[Web-SIG] Implementing File Upload Size Limits

Tue Nov 25 18:03:22 CET 2008

Randy Syring wrote:
> Hopefully you can clarify something for me.  Lets assume that the
> client does not use '100 Continue' but sends data immediately, after
> sending the headers.  If the server never reads the request content,
> what does that mean exactly?  Does the data get transferred over the
> wire but then discarded or does the client not get to send the data
> until the server reads the request body?  I.e. the client tries to
> "send" it, but the content isn't actually transferred across the
> wire until the server reads it.  I am just wondering if there
> is a buffer or queue or something between the server and the client
> that allows data to be transferred even if the server doesn't
> "read" the request body.  Or, is it just like a straight pipe
> where one end (the client) can't push data through until the other
> end (the server) reads it.

Under Apache CGI or mod_wsgi, in many situations you will get a deadlock in
this scenario. The input and the output are buffered separately both of
those buffers can fill up. Neither mod_wsgi nor mod_cgid implement the
non-blocking I/O logic needed to prevent deadlocks. I heard (but did not
verify) that mod_fastcgi does not have this deadlocking problem. The sizes
of the buffers determines the size of the inputs and outputs needed to cause
a deadlock. On some platforms (e.g. Mac OS X), they are only 8K by default. 
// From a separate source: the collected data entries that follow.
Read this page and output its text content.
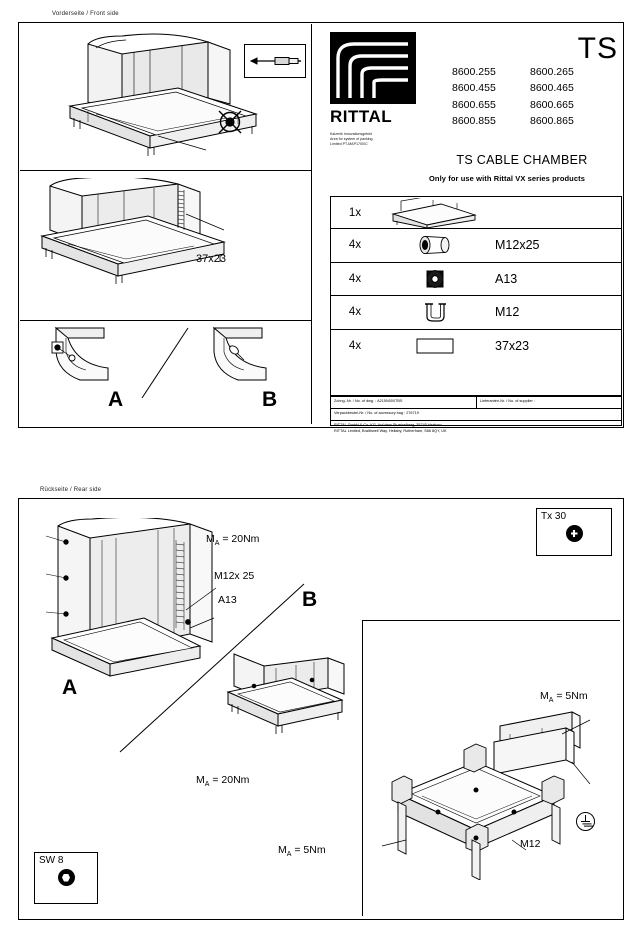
Vorderseite / Front side
37x23
A	B
RITTAL
Kaizerik Innovationsgebiet
Area for system of packing
Limited PT-MAP1700/C
TS
8600.255	8600.265
8600.455	8600.465
8600.655	8600.665
8600.855	8600.865
TS CABLE CHAMBER
Only for use with Rittal VX series products
1x
4x	M12x25
4x	A13
4x	M12
4x	37x23
Zchng.-Nr. / No. of dwg. : A215N000TBS	Lieferanten-Nr. / No. of supplier :
Verpackbeutel-Nr. / No. of accessory bag : 276719
RITTAL GmbH & Co. KG, Auf dem Stuetzelberg, 35745 Herborn
RITTAL Limited, Braithwell Way, Hellaby, Rotherham, S66 8QY, UK
Rückseite / Rear side
Tx 30
SW 8
A
$M_A = 20Nm$
M12x 25
A13	B
$M_A = 20Nm$
$M_A = 5Nm$
$M_A = 5Nm$	M12
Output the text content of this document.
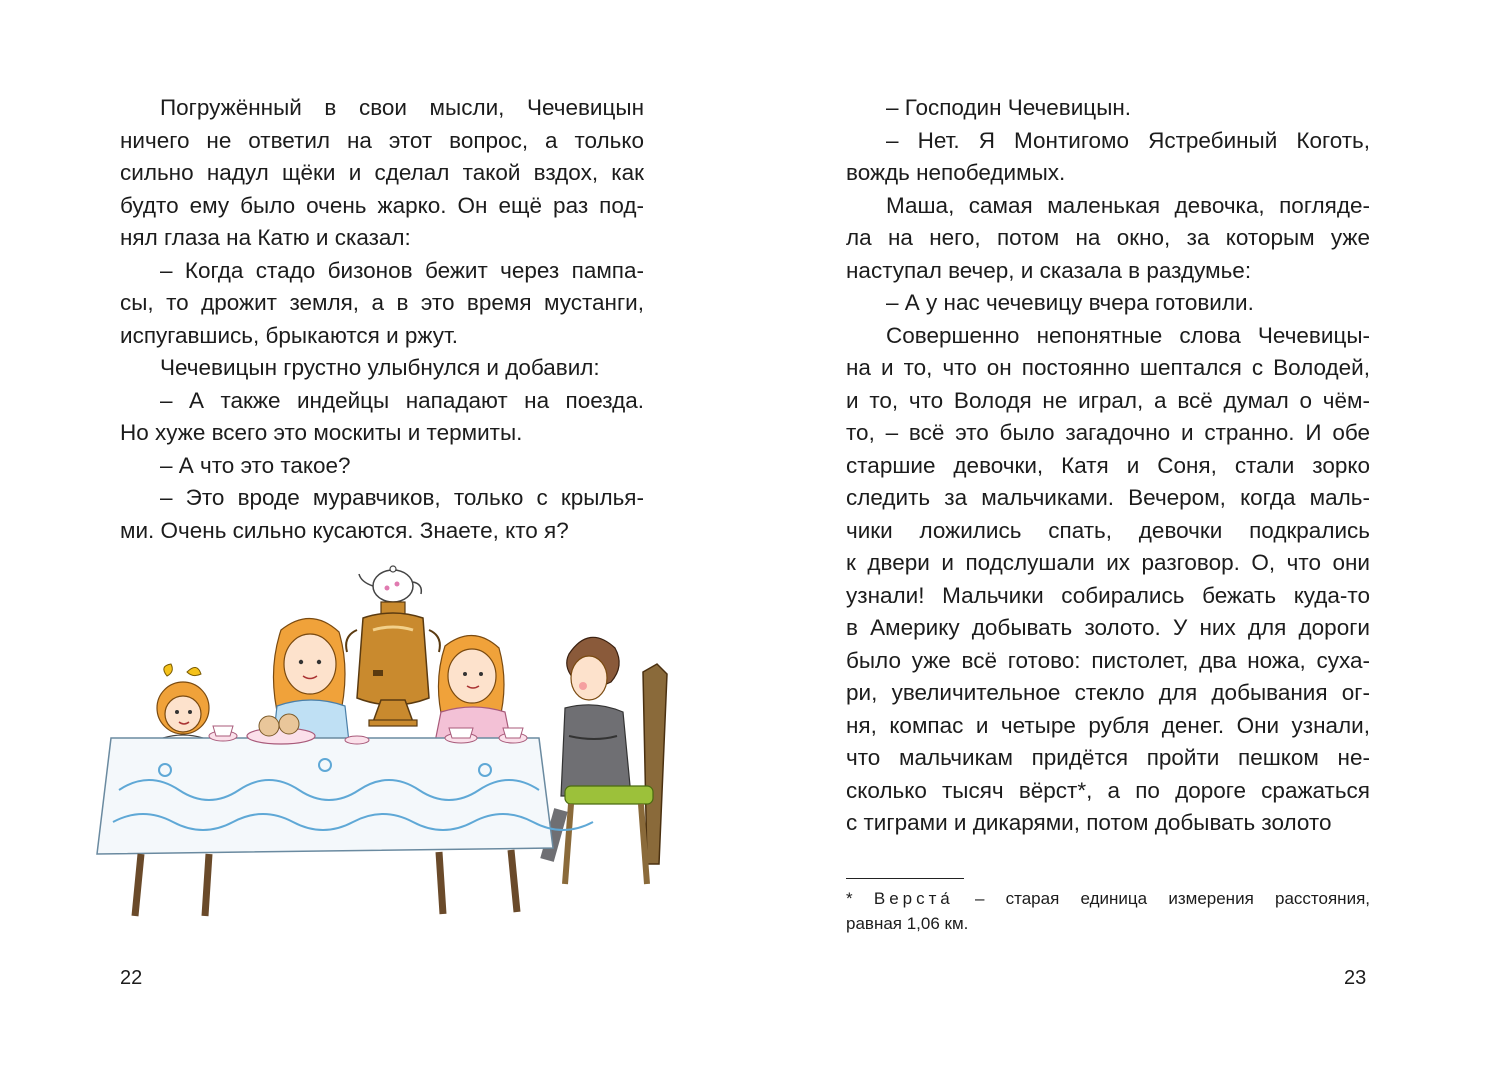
Погружённый в свои мысли, Чечевицын
ничего не ответил на этот вопрос, а только
сильно надул щёки и сделал такой вздох, как
будто ему было очень жарко. Он ещё раз под-
нял глаза на Катю и сказал:
– Когда стадо бизонов бежит через пампа-
сы, то дрожит земля, а в это время мустанги,
испугавшись, брыкаются и ржут.
Чечевицын грустно улыбнулся и добавил:
– А также индейцы нападают на поезда.
Но хуже всего это москиты и термиты.
– А что это такое?
– Это вроде муравчиков, только с крылья-
ми. Очень сильно кусаются. Знаете, кто я?
22
– Господин Чечевицын.
– Нет. Я Монтигомо Ястребиный Коготь,
вождь непобедимых.
Маша, самая маленькая девочка, погляде-
ла на него, потом на окно, за которым уже
наступал вечер, и сказала в раздумье:
– А у нас чечевицу вчера готовили.
Совершенно непонятные слова Чечевицы-
на и то, что он постоянно шептался с Володей,
и то, что Володя не играл, а всё думал о чём-
то, – всё это было загадочно и странно. И обе
старшие девочки, Катя и Соня, стали зорко
следить за мальчиками. Вечером, когда маль-
чики ложились спать, девочки подкрались
к двери и подслушали их разговор. О, что они
узнали! Мальчики собирались бежать куда-то
в Америку добывать золото. У них для дороги
было уже всё готово: пистолет, два ножа, суха-
ри, увеличительное стекло для добывания ог-
ня, компас и четыре рубля денег. Они узнали,
что мальчикам придётся пройти пешком не-
сколько тысяч вёрст*, а по дороге сражаться
с тиграми и дикарями, потом добывать золото
* Верста́ – старая единица измерения расстояния,
равная 1,06 км.
23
Therefore, for maximum portability, a WSGI application should ALWAYS consume
the *whole* request body if it wants to avoid the deadlock using the
reference WSGI adapter in PEP 333 or mod_wsgi. 
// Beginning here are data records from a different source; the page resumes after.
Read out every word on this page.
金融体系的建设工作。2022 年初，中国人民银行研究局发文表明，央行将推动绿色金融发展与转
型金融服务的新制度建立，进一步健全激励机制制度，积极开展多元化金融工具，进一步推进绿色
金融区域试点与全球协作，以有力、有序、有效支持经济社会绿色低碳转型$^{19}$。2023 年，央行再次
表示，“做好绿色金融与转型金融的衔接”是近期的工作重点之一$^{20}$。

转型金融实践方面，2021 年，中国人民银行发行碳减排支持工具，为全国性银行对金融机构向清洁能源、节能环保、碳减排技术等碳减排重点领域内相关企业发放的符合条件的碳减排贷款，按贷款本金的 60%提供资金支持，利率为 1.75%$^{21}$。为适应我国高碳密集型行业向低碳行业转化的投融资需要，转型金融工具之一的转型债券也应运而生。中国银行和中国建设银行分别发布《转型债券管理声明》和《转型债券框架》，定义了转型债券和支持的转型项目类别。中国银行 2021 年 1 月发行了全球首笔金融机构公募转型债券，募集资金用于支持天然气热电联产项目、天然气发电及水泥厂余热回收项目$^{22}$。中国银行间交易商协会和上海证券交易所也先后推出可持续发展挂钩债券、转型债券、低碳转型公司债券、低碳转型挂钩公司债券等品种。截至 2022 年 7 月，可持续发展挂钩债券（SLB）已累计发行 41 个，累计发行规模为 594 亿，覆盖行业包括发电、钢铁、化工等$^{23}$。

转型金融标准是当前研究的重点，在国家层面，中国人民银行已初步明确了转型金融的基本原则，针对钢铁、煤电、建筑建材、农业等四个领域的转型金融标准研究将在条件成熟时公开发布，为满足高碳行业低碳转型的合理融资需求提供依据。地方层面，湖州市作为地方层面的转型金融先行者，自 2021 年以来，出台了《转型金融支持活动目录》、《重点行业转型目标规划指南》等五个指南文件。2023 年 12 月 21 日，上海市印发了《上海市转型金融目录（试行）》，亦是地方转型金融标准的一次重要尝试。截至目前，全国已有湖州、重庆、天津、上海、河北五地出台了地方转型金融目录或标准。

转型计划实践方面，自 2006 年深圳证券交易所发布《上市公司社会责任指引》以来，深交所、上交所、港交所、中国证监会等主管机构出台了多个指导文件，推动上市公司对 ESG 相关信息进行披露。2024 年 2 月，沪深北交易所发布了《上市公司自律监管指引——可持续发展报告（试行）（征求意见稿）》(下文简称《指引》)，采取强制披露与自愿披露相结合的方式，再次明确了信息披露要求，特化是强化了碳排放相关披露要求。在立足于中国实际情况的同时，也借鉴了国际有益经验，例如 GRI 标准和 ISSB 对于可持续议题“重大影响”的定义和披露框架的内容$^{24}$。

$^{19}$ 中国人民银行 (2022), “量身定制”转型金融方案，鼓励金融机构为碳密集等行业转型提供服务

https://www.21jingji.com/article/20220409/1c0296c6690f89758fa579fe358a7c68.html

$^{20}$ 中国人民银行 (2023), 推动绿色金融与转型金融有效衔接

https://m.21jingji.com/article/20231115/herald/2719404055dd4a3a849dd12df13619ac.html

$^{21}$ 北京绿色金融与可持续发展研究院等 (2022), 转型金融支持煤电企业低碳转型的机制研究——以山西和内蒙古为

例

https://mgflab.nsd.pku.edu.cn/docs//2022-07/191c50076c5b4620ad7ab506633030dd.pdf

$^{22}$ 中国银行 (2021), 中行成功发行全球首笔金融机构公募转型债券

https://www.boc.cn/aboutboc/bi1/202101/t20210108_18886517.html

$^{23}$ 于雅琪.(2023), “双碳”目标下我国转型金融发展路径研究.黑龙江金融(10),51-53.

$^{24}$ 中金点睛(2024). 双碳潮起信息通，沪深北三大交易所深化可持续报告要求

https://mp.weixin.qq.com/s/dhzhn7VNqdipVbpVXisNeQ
Probably other WSGI gateways have similar issues. It would be nice if there
was a standard entry in the WSGI environment (e.g.
"wsgi.may_ignore_request_body") that could be used to safely detect when we
can skip the request body. It would be even nicer if WSGI gateways were
updated to avoid this problem. However, that is easier said than done.

If you know C, it is relatively simple to modify mod_wsgi to use a different
Apache<->daemon communication protocol so that the daemon mode works as you
would expect (no deadlocks, proper 100-continue support, request body isn't
read unless your application asks for it). A long time ago I had a patch
that did this (among other things) but I don't think I have it any more. 

However, once you get to that point, you still run into problems. If your
goal is to avoid reading the request body, then you need to close the
connection in your error response; Otherwise, if the request was a HTTP/1.1
request, you still need to read the entire request body in order to process
any requests that follow it in the request pipeline. Unfortunately, a WSGI
application doesn't have any way of signaling that the connection is to be
closed; the WSGI specification forbids the WSGI application from returning
the Connection header since it is hop-by-hop. And, even if there was such a
mechanism, a poorly-coded client is likely to still cause a deadlock if the
server doesn't read its full request. Make sure you test with all your
targeted browsers.

Consequently...

> > If you are using daemon mode however,
> > then the request content would always be read by Apache child worker
> > process, even if client asked for '100 Continue' response. This is
> > because the Apache child worker process will always proxy request
> > content to the daemon process.
> >
> Thats good to know.  I think at this point I have talked myself into
> thinking that there is no good reason to handle it at the application
> level, but would appreciate any further feedback you might have.

...if your users will often attempt to upload large files exceed your
limits, is to best to mitigate the problem on the client-side. First,
document the file size limit clearly on the page where the upload happens.
Secondly, implement a flash-based and/or java-based file upload control that
can be used when the user has Flash installed (fall back to the regular
control otherwise). With such an uploader, you can check the file size on
the client and prevent these requests from even being made (in the typical
case). You will still have to implement the validation logic on the server
to prevent malicious use and/or disabled Javascript/Flash/Java. There are
additional benefits to this approach (better UI, multi-file selection,
compression, encryption, doesn't waste the user's time, saves bandwidth) but
it comes with all the drawbacks inherent with Flash/Java/Javascript.

Regards,
Brian